That explanation makes sense. It's probably worth adding a couple of sentences to that effect to the package description. I haven't seen that notation before, so I wasn't sure what it meant before you explained it here.

On Tue, Sep 1, 2020 at 9:57 PM David Feuer <david.feuer@gmail.com> wrote:
Yes, the n not being inside the O is the point. These structures hold n pointers in n words, plus a logarithmic term. Something like a linked list or Data.Sequence will hold n pointers in around c*n words, where c>1. For a list, c=3.

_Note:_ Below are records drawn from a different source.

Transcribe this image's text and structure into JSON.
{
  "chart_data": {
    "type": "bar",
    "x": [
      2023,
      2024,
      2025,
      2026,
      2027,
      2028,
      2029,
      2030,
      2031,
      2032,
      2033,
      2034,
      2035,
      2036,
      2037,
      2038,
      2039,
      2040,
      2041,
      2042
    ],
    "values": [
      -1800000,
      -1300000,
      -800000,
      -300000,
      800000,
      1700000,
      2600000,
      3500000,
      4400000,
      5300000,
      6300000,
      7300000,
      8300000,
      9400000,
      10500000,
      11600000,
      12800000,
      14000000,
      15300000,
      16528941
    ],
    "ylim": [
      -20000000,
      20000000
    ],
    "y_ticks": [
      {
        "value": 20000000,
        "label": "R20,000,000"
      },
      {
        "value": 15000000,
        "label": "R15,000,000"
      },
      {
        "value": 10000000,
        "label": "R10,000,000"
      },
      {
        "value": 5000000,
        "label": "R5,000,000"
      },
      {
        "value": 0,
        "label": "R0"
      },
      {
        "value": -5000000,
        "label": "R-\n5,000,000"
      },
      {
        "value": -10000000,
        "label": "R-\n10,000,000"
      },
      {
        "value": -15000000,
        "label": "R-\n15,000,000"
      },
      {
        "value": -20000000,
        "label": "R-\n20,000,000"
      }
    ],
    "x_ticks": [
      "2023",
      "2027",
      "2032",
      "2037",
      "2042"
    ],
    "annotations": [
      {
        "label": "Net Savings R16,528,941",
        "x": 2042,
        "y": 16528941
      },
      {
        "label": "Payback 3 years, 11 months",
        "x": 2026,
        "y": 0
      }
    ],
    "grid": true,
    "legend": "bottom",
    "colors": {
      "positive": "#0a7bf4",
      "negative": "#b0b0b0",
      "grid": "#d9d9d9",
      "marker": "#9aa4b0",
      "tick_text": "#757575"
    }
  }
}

On Wed, Sep 2, 2020, 12:26 AM ☂Josh Chia (謝任中) <joshchia@gmail.com> wrote:
Isn't a stack O(1) time for push & pop and O(n) space? What is the tradeoff being made here, where both space and time complexity increased?

Or, am I missing something about the meaning of "n + O(log)", where the 'n' is not inside an 'O'. I don't really know what "n + O(log)" means exactly.

On Wed, Sep 2, 2020 at 12:21 PM David Feuer <david.feuer@gmail.com> wrote:
Typical stacks, queues, and deques are designed to have O(1) operations. These ones experiment in a different direction.

On Wed, Sep 2, 2020, 12:19 AM ☂Josh Chia (謝任中) <joshchia@gmail.com> wrote:
Could you elaborate on what the package does? The description is "Stacks, queues, and deques that take n + O(log n) space at the cost of having amortized O(log n) time complexity for basic operations." But why is it a 'cost' to have O(log n) instead of O(n) cost for basic operations on list-like structures (such as insert and delete presumably)? So, I didn't understand what the package is for.

Do you mean "take amortized O(log n) time for basic operations at the cost of n + O(log n) space"? Or is it something else I didn't imagine?



On Wed, Sep 2, 2020 at 4:17 AM David Feuer <david.feuer@gmail.com> wrote:
I am pleased to release the second version of the compact-sequences
package, now with deques!

Changes:
* Add deques.
* Change operator precedence.
* Add a test suite. Thanks to David Himmelstrup for setting up the
test and CI framework.
* Clean up internals somewhat.
* Add a proof of amortized bounds for the stack implementation.
Thanks, Li-Yao Xia.

There are still plenty of things to work on, and help is always welcome.